Selbständig ist eine Leistung, wenn sie eigenständig indiziert und nicht Bestandteil einer anderen orts- und zeitgleichen Leistung, also weder in Gänze noch partiell maßnahmegleich mit einer anderen Leistung ist. Die "selbständige Laseranwendung" ist somit nicht das alleinige oder entscheidende Kriterium für eine Analogberechnung, sondern der Umstand, dass eine konkrete zahnärztliche Leistung nicht im Gebührenverzeichnis von GOZ/GOÄ aufgeführt ist

Aufbau der Leistungsbeschrei­bung bei Analogberechnung

Die Beschreibung der tatsächlich erfolgten Leistung muss "für den Zahlungspflichtigen verständlich" sein gemäß § 10 (4) GOZ. Es ist also nicht hinreichend, wenn Fachleute sie verstehen. "Dekontamination" (auch „Entkeimung“) als alleinige Leistungsbeschreibung in einer Vereinbarung oder Rechnung ist ein Negativbeispiel; eine Gebührenordnung konforme Leistungsbeschreibung enthält Angaben zu:  Was?
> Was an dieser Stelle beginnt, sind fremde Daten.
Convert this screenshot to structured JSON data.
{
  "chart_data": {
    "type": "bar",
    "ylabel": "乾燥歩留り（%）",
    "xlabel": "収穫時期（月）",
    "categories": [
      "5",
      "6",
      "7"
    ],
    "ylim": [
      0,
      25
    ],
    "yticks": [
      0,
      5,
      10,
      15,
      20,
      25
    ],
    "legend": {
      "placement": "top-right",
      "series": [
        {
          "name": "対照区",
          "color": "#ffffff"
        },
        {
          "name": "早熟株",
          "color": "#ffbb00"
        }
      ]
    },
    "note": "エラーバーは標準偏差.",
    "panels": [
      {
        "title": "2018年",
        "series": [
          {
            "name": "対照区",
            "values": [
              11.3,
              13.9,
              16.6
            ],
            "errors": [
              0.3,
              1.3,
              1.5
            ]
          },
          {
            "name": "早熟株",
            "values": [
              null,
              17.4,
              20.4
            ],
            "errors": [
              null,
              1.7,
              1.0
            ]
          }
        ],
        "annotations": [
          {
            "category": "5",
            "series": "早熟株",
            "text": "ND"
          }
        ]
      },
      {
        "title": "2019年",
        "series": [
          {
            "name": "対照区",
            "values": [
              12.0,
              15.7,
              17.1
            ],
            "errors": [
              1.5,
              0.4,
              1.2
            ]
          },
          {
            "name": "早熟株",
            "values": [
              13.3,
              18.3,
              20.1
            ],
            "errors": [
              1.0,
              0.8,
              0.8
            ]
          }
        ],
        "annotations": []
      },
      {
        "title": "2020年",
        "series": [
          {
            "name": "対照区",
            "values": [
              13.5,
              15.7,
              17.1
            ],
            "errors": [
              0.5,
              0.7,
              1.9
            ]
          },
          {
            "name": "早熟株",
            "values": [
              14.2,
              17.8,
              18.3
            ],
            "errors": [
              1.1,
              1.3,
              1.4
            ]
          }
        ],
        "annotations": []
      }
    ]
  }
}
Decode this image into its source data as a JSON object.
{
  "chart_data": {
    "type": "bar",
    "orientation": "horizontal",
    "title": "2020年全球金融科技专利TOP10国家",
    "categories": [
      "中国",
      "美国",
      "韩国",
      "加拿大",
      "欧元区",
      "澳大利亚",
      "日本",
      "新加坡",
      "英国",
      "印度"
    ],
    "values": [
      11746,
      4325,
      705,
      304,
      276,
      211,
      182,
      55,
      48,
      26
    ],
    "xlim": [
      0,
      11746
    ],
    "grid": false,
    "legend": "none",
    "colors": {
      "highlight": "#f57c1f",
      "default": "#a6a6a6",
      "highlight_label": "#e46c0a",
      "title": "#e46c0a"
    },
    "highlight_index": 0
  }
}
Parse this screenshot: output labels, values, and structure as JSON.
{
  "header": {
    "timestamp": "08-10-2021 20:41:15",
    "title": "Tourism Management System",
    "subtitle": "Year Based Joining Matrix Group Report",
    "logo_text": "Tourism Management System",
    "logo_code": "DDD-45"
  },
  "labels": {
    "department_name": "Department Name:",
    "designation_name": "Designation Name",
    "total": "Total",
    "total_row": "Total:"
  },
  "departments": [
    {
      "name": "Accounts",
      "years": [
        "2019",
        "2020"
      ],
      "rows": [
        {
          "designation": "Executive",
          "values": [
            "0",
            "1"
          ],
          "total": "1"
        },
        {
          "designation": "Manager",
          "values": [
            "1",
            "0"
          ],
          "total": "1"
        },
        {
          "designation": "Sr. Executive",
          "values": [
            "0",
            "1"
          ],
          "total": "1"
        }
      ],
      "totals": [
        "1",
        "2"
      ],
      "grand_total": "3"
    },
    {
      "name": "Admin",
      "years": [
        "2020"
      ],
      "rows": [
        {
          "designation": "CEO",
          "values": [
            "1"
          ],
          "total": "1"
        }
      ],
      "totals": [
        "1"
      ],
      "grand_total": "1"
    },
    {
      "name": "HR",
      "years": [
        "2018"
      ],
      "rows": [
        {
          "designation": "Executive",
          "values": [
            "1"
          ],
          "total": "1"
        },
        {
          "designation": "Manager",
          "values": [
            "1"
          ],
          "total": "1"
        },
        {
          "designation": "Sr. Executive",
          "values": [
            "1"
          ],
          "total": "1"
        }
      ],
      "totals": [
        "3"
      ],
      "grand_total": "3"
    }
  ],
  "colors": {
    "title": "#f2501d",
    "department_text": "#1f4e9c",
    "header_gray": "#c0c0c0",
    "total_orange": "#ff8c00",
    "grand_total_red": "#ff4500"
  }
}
Wo? Wozu? Wie oft? (Baukastenprinzip)

Was z.B.:
1.1 Chemische bzw. photodynamische Dekontamination oder
1.2 Laser-Dekontamination?

Wo:

2.1. intrakanalär, intraossär oder
2.2 parodontal-intrasulkär?

Wozu:

3.1 zur prä-/ postoperativen Keimzahlsenkung oder
3.2 durchblutungs-/ heilungsfördernd, schmerzpräventiv

Wie oft:

4.1 je Kanal/Wunde je Sitzung oder
4.2 je Parodontium je Sitzung?

 

Formulierungsresultat: „Parodontal-intrasulkäre Laser-Dekontamination zur präoperativen Keimzahlsenkung, je Parodont u. Sitz“ entsprechend „Exzision kleine Geschwulst“ (Ä2403a). 

 

Anmerkung: Dem Einwand, neben einer parodontal-chirurgischen Therapie nach den Nrn. 4070, 4075 bzw. 4090, 4100 GOZ sei die Sulkusdekontamination gem. § 4 Abs. 2 GOZ keine selbständige Leistung, ist nicht einfach zu begegnen: Zur dieser Operationsdurchführung gehört durchgehend Keimkontrolle zum Leistungsinhalt. Intraoperative Dekontamination mit klinischen Mitteln wäre abgegolten. In dem obigen Beispiel handelt es sich jedoch um eine präoperative Leistung vor dem Beginn des operativen Eingriffs, hat auch keineswegs zwangsläufig einen chirurgischen Eingriff im Gefolge und sie kann alternativ auch postoperativ in einer Folgesitzung indiziert sein. Das sind klassische Merkmale der Selbständigkeit einer zahnmedizinischen Leistung.